Jasifie
1) Patrząc na to od strony "ze nie miejsce na te rozmowe przy dyskusji na temat wdrazania dziecka" - ok to masz racje. Ale z Twojej odpowiedzi zdawkowej nie wynikał ten sens
ew. nie doszukałem się go - stąd komentarz
2) Sliski ma racje w kwesti dlugosci wypowiedzi i pisaniem na koncu eot
- weź to pod uwage
3) Mnie osobiście najbardziej wkręcało do battla to że w lokalnym środowisku było dużo otwartych graczy i nasza "lokalna" zabrzańska liga była bardzo przyjemna, w gronie dobrych znajomych którzy dość otwarcie witali totalne lamki w bitewniaku. To było coś co najbardziej mnie nakręcało ( oprócz oczywiscie tego ze 'łąaaaaaaał ten rycerz chaosu na koniu jest sliczny
). Moze dlatego dla mnie tak ważna jest atmosfera w grze, może dlatego też tak mnie drazniło hasło "o sensacji" jakbym był dzieckiem i bym zobaczył grając w sklepie ( nawet towarzysko poza turniejem ) taką scene... to bym więcej nie przychodził do tego miejsca, a biorac pod uwage ze na slasku jest ich mało - to bym przestał grać w system.

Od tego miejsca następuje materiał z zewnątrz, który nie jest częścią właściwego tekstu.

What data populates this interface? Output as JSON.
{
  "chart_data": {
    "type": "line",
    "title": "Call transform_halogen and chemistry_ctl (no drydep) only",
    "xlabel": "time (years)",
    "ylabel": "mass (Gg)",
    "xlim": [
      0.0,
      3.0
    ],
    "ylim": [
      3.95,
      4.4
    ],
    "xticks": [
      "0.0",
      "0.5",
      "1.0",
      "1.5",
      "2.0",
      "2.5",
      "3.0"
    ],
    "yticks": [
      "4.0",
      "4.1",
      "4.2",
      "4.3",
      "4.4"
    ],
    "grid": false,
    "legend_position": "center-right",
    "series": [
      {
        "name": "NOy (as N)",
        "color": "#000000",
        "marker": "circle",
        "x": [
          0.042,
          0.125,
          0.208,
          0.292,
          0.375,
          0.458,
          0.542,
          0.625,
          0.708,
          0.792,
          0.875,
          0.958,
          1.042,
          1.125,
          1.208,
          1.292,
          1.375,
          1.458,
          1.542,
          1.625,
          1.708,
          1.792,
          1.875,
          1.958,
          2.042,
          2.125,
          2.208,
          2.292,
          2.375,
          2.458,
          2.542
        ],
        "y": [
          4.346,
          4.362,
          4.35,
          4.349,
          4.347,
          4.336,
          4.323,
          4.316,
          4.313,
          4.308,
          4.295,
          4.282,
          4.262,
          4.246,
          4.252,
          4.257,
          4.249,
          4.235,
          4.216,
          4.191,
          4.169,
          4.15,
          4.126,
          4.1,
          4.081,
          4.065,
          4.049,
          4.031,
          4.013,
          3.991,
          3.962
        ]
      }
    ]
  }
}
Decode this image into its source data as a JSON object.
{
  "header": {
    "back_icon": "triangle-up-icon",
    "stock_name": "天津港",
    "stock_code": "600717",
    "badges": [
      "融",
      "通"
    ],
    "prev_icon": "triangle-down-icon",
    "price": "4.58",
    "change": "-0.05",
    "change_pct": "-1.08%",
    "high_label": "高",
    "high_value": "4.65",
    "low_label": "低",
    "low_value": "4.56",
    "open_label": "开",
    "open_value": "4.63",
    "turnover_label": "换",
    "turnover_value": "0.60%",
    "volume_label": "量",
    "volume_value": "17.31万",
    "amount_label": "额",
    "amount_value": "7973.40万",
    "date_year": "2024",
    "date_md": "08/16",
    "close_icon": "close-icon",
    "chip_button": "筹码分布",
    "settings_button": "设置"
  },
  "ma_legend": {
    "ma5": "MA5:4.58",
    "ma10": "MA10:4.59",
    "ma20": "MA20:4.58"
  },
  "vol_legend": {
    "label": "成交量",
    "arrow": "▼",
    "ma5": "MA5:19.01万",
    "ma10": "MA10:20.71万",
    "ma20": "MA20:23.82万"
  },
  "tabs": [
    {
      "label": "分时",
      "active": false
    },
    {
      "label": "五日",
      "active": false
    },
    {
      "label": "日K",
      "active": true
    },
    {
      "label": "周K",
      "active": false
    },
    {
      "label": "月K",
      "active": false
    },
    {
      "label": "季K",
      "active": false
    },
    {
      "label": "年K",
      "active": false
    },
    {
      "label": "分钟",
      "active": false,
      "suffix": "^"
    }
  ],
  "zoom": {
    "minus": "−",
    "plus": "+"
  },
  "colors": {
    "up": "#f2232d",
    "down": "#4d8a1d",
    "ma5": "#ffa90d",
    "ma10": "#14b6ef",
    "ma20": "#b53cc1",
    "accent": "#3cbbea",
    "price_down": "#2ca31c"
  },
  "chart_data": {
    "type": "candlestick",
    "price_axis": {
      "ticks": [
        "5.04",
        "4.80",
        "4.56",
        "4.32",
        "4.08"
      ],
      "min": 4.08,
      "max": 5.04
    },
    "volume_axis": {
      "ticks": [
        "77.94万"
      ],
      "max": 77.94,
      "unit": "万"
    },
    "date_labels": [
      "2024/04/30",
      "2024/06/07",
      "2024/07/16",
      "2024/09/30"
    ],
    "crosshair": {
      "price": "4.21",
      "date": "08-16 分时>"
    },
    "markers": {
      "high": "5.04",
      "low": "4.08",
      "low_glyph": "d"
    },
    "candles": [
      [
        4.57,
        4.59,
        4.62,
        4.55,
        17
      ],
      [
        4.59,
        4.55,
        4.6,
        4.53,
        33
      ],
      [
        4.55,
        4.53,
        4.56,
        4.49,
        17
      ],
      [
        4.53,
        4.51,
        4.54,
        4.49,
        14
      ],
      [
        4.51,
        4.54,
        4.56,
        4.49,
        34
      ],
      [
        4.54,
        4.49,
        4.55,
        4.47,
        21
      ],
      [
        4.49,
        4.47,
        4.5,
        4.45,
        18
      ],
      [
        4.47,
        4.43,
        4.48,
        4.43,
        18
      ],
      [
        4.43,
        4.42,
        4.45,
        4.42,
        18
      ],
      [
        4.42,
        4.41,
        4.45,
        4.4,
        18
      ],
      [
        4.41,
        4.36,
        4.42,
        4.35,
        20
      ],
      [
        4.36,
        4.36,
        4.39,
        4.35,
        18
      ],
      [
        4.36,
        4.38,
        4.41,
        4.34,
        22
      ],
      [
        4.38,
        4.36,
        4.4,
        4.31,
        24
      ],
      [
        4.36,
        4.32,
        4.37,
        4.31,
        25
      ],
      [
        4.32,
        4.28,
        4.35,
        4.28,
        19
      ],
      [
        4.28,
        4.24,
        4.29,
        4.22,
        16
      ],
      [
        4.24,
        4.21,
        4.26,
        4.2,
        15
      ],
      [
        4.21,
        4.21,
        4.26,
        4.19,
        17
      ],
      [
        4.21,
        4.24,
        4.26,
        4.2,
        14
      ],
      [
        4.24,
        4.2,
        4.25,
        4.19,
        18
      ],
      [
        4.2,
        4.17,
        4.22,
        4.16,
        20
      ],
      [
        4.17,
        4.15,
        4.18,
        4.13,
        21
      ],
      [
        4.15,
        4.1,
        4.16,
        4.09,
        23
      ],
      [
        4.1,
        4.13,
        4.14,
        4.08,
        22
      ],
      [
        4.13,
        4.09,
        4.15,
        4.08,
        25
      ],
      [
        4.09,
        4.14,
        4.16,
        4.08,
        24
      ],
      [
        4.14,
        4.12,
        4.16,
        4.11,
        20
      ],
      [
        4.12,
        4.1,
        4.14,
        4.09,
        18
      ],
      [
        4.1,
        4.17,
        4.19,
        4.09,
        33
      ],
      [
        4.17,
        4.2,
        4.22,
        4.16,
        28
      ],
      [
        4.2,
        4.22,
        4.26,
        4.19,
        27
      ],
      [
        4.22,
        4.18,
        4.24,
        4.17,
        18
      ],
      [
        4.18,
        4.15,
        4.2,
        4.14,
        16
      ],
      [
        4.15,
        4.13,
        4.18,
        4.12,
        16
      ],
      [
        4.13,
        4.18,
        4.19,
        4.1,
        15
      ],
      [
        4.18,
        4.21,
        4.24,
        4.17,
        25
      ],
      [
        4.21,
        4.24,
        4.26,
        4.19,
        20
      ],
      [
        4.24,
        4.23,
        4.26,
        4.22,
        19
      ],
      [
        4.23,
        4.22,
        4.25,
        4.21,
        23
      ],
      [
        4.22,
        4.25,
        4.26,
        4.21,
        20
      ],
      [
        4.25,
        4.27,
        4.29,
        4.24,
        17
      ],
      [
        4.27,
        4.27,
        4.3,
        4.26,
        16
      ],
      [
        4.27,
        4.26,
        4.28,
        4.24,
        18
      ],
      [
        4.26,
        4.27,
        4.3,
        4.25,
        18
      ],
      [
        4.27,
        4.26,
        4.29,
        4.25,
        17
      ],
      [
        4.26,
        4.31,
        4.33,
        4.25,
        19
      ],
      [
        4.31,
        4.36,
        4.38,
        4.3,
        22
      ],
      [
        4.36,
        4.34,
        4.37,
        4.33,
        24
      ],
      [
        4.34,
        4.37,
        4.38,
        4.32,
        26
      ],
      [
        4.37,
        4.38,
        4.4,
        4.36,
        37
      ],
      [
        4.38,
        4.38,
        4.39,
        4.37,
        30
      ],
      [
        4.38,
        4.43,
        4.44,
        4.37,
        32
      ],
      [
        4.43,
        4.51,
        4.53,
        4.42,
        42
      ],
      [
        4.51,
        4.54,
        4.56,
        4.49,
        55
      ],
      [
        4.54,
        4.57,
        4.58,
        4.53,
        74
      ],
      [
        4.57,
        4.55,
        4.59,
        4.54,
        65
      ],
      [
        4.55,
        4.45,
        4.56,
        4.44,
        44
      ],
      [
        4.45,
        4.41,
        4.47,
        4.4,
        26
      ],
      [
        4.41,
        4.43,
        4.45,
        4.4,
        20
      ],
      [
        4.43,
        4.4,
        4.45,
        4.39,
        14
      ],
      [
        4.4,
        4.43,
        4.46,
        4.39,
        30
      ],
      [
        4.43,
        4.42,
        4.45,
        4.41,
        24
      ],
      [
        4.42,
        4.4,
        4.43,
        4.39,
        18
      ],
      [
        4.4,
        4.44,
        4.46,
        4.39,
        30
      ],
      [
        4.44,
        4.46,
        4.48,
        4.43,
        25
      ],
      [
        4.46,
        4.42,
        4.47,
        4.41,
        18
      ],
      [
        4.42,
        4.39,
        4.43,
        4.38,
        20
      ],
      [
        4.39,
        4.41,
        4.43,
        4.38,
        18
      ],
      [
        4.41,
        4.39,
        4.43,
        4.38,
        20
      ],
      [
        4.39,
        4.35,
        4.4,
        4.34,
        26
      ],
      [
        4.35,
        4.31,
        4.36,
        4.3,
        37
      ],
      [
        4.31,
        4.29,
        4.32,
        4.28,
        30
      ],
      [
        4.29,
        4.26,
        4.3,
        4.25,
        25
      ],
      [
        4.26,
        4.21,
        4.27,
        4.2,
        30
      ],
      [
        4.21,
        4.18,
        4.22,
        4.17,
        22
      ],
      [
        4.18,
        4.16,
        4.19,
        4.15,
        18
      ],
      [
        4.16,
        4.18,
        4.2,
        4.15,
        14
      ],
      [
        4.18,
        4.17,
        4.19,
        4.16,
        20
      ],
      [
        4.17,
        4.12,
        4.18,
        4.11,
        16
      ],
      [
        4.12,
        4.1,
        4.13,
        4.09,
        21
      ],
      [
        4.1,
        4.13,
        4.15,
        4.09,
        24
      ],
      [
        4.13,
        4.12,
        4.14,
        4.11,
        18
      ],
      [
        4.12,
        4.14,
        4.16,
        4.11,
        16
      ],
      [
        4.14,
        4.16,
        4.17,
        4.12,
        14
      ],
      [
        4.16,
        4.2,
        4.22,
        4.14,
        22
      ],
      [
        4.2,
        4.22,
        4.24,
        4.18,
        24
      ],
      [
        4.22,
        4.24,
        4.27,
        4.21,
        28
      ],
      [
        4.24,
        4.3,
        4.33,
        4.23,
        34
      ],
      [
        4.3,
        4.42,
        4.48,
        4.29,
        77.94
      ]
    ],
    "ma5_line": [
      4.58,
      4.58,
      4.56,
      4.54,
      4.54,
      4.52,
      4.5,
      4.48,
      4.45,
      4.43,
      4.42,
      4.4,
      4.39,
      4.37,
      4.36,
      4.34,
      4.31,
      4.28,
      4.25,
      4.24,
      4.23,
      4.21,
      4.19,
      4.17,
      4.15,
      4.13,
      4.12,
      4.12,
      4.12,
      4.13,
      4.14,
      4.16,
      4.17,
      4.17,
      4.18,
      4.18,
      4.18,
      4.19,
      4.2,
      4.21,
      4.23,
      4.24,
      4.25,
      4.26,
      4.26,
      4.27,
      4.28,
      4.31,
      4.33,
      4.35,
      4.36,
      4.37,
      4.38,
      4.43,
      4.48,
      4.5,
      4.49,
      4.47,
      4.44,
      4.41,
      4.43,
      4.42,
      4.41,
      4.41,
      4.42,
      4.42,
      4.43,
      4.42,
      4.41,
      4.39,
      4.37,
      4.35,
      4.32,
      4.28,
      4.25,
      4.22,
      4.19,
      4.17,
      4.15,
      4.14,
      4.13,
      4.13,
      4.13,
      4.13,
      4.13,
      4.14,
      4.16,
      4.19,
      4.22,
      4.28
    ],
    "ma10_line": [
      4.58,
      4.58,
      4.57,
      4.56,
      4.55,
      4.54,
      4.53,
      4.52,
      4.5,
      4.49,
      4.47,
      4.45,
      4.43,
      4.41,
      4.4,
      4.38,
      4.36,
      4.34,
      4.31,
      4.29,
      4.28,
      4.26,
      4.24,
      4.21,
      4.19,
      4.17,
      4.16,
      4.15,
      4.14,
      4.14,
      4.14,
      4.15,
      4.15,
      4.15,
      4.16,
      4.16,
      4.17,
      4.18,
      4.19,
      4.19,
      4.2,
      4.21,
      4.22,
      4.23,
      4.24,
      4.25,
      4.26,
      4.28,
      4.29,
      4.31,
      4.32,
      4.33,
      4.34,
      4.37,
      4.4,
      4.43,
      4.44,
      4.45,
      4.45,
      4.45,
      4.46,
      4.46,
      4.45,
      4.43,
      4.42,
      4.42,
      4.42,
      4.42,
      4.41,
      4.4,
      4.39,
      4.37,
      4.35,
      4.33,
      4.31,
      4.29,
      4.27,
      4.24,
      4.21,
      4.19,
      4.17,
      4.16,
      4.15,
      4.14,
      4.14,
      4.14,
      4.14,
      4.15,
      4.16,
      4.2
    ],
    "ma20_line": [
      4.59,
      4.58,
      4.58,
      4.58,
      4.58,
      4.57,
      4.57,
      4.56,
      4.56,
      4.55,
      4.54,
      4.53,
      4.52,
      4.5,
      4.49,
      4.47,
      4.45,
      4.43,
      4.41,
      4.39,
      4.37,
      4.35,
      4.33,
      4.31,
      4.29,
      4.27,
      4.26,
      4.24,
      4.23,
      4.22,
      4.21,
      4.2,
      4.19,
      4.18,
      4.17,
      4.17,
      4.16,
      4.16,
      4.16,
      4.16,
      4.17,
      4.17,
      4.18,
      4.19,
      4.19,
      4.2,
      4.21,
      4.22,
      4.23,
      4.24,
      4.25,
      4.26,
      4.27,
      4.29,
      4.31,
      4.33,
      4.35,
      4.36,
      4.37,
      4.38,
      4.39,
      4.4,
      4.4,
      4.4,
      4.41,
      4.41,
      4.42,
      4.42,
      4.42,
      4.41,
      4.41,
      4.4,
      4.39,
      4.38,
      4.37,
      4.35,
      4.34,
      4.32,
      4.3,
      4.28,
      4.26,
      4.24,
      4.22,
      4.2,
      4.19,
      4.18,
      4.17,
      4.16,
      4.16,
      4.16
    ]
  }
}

Więc patrząc od tej strony to jednak Jasifie TROSZKE ma sens pisać o tej sprawie tu i teraz
Zatem:
1) ważne jest by go wkręcic w grono mile i zyczliwe
2) musi odszukać coś interesującego albo w wygladzie modeli, we fluffie, w ich działaniu - w czymkolwiek. Coś go musi w tym zafascynować
3) jeśli to dziecko to nie może ciągle dostawać w dupe... dziecko to troszeczke zniechęca
, więc albo dobrze by było by grał w gronie tez poczatkujacych, albo troszke grac z przymrużeniem oka ( tak jak na pokazowkach, celowo sie np, wystawiasz na szarze by pokazac jak to dziala, ale nie mowisz tego wprost nowicjuszowi
)
Ludzie twierdzący że orboros jest broken cierpią na chroniczny zanik zdrowego rozsądku ;)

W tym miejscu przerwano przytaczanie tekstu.